Total home sales in the north Cypress market area—which includes the parts of Cypress along Cypress Creek that saw the worst flooding during Harvey—have increased since 2017, according to the Texas A&M Real Estate Institute. A total of 546 homes were sold in the first four months of 2017. That number rose to 561 after Harvey in 2018 and 612 in 2019.
Residents looking to move after experiencing flood damage in their homes typically choose to either fix and sell the houses themselves or sell their damaged properties to investors, who will then remodel and sell the homes, said Pedro Rodriguez, a Cy-Fair-area real estate agent with Better Homes and Gardens Gary Greene.
“The current housing market is just as good as it was before the storm hit,” Rodriguez said.
When a house floods, the typical metrics used to assess home values cannot properly deal with the new variables at play—which part of the house flooded, how high the flood waters got and the extent to which the house was remediated—said Paige Martin, a broker associate with Keller Williams Realty.
For this reason, companies and buyers alike tend to shy away from flood-stricken properties, Martin said.
“With the memory of Harvey and recent flooding still fresh, buyers are generally more wary and more informed about the risks of buying properties in flood-prone areas,” Martin said.
Throughout Cypress, the median price of homes sold rose 2% from 2018-19, but median land values decreased from $30 to $21 per square foot, Martin said. In specific pockets that flooded, average prices have seen decreases, and there have been more homes that have come on the market and not sold, she said. In communities along Cypress Creek such as Norchester and Lakewood Crossing, home sales dropped in 2017 but rebounded in 2018, surpassing sales totals from before the storm.
More houses in flood-prone communities are also being converted to rentals, Rodriguez said. When investors acquire a flood-damaged home, their first attempt after a remodel is to sell it. If this is not possible, their next step is to rent it out, he said.
Neighborhoods recover
In Norchester, more than 400 of the 720 homes flooded during Harvey, said Cathy Dunn, president of the Norchester Homeowners Association’s board of directors.
Even though Norchester was hit hard, Rodriguez said there has been no real slowdown in the housing market due to the hurricane.
A total of 48 Norchester properties have transferred hands this calendar year, 37 of which went to new families as opposed to investors, Dunn said. About a quarter of these homes were bought out by the Federal Emergency Management Agency and will be demolished, she said.

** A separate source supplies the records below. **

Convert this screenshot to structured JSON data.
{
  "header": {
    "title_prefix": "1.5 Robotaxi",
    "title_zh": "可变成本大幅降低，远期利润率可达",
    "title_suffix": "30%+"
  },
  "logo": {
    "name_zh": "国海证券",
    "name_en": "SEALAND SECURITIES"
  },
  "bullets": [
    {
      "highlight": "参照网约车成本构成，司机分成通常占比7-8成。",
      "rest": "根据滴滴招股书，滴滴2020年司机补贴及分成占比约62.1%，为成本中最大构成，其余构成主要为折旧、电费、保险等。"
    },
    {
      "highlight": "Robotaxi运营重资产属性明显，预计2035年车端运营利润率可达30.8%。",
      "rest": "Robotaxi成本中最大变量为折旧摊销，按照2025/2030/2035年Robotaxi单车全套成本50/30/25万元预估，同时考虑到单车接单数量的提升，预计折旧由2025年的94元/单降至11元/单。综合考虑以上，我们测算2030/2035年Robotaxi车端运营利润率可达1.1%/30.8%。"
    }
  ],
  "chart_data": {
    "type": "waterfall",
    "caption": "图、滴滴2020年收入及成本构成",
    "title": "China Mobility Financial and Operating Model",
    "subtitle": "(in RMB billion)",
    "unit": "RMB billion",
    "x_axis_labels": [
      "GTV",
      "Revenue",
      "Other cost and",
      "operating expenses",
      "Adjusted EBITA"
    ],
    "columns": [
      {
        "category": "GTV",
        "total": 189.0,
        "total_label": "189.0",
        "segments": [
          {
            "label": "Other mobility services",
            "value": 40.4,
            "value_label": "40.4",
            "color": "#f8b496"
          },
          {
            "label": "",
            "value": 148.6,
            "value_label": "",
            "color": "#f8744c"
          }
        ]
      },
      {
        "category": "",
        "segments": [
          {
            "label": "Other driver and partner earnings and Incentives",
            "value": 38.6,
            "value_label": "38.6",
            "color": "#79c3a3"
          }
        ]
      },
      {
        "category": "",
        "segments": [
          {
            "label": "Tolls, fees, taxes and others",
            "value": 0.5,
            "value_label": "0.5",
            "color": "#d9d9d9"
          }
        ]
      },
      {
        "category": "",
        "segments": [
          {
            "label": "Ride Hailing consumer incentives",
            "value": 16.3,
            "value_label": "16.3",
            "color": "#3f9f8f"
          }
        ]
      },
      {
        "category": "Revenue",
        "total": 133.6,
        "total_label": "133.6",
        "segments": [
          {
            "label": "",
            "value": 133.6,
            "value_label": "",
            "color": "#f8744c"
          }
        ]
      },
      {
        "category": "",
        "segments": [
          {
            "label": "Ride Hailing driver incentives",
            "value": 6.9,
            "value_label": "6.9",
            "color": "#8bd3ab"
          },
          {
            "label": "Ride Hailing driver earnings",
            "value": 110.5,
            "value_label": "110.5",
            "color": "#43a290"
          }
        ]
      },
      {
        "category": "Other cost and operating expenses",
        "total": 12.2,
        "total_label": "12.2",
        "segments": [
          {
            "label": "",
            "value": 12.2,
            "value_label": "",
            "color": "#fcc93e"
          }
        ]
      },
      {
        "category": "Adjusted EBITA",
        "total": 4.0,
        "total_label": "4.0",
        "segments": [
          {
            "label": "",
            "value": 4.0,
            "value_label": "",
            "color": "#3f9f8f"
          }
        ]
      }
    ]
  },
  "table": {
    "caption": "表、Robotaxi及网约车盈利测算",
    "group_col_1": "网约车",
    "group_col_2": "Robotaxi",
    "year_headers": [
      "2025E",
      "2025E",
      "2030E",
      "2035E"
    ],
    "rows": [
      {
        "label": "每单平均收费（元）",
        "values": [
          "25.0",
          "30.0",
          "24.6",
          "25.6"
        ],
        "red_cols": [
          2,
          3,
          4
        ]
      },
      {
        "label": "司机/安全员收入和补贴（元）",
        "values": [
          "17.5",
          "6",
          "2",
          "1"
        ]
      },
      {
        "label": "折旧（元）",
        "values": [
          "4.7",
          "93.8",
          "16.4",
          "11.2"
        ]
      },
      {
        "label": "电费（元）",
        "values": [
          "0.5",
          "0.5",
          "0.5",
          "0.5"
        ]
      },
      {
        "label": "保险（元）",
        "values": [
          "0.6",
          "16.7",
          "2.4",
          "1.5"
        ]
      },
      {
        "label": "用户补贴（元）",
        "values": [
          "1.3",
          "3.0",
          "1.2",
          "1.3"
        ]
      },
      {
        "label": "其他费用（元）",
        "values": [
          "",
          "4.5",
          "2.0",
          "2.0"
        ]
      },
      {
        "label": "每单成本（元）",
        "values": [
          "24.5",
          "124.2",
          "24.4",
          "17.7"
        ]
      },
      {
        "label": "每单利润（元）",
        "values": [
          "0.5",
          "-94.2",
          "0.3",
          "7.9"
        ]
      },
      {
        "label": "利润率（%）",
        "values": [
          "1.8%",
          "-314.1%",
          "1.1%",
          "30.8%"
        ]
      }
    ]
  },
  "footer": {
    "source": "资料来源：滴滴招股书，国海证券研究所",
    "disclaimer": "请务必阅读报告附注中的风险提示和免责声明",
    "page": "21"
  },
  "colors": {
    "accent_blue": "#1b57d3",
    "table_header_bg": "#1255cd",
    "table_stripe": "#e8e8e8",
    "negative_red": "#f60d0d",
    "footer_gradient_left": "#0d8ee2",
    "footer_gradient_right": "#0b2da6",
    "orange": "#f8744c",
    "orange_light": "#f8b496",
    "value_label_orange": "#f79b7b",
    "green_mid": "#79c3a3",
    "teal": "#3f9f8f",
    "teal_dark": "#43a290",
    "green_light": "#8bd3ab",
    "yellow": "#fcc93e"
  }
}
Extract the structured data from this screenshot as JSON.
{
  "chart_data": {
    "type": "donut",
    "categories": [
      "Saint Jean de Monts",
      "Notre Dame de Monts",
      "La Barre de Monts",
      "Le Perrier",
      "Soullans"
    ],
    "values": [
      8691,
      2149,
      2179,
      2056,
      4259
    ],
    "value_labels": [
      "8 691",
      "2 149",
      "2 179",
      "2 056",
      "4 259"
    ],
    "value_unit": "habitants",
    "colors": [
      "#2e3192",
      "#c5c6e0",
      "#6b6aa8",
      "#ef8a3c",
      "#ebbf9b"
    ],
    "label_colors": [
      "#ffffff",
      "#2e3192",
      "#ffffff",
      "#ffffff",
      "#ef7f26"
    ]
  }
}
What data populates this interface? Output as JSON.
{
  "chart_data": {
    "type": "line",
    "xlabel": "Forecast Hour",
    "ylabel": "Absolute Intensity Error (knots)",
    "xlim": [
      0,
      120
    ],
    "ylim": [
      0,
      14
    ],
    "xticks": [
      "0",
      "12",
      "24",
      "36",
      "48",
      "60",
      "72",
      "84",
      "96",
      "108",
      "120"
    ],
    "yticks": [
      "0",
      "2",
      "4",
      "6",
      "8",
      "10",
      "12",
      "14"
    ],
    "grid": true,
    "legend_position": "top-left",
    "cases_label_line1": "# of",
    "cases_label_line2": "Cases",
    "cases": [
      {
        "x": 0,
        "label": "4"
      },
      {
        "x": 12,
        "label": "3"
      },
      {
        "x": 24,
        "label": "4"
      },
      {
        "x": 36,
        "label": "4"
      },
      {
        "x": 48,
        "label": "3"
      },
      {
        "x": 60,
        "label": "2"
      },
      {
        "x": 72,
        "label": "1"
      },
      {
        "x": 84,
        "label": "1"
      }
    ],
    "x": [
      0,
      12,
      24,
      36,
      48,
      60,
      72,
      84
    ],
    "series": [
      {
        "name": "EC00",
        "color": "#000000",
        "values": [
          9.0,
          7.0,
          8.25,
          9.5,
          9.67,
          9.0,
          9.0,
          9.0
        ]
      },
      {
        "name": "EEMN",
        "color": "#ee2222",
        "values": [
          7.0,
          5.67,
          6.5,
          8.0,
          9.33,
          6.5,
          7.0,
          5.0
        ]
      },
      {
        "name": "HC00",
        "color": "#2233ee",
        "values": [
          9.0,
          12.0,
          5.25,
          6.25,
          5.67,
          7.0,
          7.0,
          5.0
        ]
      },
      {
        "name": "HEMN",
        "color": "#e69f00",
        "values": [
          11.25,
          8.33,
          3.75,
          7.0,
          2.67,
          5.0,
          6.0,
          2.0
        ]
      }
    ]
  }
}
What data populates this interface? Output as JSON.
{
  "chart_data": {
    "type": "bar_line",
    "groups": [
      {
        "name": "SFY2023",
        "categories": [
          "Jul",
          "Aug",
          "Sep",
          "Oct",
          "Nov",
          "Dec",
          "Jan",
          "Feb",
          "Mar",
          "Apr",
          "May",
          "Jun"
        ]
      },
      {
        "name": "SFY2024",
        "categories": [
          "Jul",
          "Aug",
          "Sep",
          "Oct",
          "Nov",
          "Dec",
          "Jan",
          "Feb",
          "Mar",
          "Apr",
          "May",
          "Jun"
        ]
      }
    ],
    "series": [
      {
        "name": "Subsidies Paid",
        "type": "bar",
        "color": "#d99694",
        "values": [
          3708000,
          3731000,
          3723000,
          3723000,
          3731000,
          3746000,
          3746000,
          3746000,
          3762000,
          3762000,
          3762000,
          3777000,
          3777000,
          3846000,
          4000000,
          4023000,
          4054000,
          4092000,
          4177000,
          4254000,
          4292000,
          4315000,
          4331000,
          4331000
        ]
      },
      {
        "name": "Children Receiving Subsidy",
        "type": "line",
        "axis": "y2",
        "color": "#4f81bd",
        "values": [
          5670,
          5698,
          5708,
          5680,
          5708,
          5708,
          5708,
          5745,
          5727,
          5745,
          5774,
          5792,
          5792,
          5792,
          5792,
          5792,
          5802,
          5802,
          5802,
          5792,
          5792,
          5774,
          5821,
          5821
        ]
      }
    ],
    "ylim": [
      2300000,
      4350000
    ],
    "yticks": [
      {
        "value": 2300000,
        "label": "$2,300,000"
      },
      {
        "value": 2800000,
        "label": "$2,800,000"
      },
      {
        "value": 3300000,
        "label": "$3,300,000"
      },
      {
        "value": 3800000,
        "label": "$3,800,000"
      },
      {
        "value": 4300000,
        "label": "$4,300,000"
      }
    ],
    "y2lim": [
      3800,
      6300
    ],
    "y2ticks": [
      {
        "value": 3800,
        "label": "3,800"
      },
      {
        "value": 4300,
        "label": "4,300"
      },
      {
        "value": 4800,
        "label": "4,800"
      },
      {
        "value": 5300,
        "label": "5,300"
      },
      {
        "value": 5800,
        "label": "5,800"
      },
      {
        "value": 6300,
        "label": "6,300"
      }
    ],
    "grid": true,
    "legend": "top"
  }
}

For those who made it through the worst of the hurricane damage in Norchester, many of their homes have since been remodeled with upgrades, Dunn said. Her own home has been remodeled after damage from Harvey and the 2016 Tax Day flood.
Dunn said the hurricane helped bring the community—which celebrates the 50th anniversary of its founding this year—together.
“Harvey was probably the worst thing that ever happened to the subdivision and also the best,” she said. “The people who are here, we are committed to making [this neighborhood] even better than it was before.”